Models to our paper "Speaker Anonymization with Phonetic Intermediate Representations"

Compare
Choose a tag to compare
@SarinaMeyer SarinaMeyer released this 14 Sep 11:33

This release contains all models as described in our paper "Speaker Anonymization with Phonetic Intermediate Representations".

There are three anonymization models (pool, pool raw and random), three ASR models (phones, STT and TTS), and four FastSpeech2 TTS models (trained_on_ground_truth_phonemes, trained_on_asr_phoneme_outputs, trained_on_libri600_asr_phoneme_outputs and trained_on_libri600_ground_truth_phonemes) together with one HiFiGAN model (best).
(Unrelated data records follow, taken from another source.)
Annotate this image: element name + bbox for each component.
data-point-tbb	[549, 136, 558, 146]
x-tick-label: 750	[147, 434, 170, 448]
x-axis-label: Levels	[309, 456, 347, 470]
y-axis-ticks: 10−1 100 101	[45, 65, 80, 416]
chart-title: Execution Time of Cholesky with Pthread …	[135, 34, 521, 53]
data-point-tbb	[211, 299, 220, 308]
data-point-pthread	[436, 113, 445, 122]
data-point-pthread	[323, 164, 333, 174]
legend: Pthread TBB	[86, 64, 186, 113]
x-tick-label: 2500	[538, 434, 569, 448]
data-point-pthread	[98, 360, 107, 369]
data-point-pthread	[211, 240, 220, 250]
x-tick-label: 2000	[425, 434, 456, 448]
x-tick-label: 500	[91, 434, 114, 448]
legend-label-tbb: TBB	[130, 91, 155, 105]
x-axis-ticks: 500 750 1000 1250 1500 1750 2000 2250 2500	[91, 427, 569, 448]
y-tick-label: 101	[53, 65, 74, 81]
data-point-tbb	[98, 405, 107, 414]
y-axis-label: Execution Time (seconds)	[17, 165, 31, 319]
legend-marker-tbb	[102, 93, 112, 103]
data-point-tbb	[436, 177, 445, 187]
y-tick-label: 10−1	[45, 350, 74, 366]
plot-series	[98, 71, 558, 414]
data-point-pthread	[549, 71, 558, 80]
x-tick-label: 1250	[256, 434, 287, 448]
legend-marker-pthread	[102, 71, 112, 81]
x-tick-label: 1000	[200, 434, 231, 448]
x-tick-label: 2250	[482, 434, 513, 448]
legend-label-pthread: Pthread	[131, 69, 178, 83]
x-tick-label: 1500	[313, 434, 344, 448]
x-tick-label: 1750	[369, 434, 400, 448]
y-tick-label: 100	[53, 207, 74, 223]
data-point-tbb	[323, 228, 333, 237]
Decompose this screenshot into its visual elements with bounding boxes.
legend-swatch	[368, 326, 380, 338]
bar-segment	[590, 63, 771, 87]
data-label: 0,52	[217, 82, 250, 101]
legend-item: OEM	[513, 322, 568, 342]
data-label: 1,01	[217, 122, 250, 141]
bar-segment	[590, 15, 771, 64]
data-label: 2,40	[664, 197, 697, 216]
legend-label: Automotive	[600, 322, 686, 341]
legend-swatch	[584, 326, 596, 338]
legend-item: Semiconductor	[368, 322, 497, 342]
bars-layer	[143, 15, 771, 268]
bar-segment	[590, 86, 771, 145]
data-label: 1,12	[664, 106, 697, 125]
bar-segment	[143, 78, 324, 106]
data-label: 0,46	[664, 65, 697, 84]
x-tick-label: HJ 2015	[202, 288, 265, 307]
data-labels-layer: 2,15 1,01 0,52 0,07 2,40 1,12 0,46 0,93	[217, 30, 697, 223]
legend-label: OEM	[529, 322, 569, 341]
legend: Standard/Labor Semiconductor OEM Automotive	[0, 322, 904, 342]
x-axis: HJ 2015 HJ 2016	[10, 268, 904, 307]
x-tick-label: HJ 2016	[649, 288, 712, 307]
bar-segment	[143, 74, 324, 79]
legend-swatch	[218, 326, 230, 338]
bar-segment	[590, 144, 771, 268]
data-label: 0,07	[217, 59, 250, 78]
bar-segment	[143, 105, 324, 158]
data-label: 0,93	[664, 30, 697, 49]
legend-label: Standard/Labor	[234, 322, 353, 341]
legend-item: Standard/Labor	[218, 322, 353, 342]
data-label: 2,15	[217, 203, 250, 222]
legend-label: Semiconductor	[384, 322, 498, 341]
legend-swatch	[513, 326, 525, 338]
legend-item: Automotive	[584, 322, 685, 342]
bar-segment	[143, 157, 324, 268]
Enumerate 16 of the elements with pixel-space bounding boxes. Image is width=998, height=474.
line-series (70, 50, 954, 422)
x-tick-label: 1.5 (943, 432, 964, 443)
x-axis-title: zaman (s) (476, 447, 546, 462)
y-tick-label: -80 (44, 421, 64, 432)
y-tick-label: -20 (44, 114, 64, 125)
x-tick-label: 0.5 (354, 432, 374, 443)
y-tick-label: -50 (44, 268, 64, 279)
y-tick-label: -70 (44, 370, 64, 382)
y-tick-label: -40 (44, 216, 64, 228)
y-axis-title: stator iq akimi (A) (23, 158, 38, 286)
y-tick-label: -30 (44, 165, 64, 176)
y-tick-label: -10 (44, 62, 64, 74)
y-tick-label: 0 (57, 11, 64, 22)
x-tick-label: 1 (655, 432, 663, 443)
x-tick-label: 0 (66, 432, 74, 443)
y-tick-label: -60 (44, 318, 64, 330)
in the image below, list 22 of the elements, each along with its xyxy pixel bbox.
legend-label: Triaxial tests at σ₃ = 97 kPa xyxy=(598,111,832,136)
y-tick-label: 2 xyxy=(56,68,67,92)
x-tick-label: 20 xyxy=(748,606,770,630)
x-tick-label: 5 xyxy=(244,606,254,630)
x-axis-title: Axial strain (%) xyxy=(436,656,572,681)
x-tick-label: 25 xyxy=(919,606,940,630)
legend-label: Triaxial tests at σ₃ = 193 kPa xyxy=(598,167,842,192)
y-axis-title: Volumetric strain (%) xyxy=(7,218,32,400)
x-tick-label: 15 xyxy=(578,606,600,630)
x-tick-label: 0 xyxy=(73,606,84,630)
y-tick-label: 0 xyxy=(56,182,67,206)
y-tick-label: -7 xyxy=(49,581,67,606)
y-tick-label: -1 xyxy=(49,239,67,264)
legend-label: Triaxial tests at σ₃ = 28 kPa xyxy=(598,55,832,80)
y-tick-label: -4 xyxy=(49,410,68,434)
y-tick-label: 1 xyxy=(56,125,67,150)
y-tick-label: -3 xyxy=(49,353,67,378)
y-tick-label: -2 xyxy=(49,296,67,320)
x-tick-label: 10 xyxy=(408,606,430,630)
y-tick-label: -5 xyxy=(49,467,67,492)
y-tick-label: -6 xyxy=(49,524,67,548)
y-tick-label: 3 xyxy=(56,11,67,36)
The models for anonymization, TTS and ASR are released as grouped zip folders to ensure that they are placed in the required directory structure as given in the run_inference.py. If you decide for a different structure, you need to change it accordingly in run_inference.py.

Place the unzipped folders in a models directory located directly under root. So, the structure should look like follows:

speaker-anonymization
   └─ models
        └─ anonymization
            └─ pool_minmax_ecapa+xvector
            └─ pool_raw_ecapa+xvector
            └─ random_in-scale_ecapa+xvector
        └─ asr
            └─ asr_stt_en.zip
            └─ asr_tts_en.zip
            └─ asr_tts-phn_en.zip
       └─ tts
            └─ FastSpeech2_Multi
                └─ trained_on_ground_truth_phonemes.pt
                └─ trained_on_asr_phoneme_outputs.pt
                └─ trained_on_libri600_asr_phoneme_outputs.pt
                └─ trained_on_libri600_ground_truth_phonemes.pt
            └─ HiFiGAN_combined
                └─ best.pt

Note: Do not unzip the ASR models but keep them as zip folders! They will be unzipped during runtime.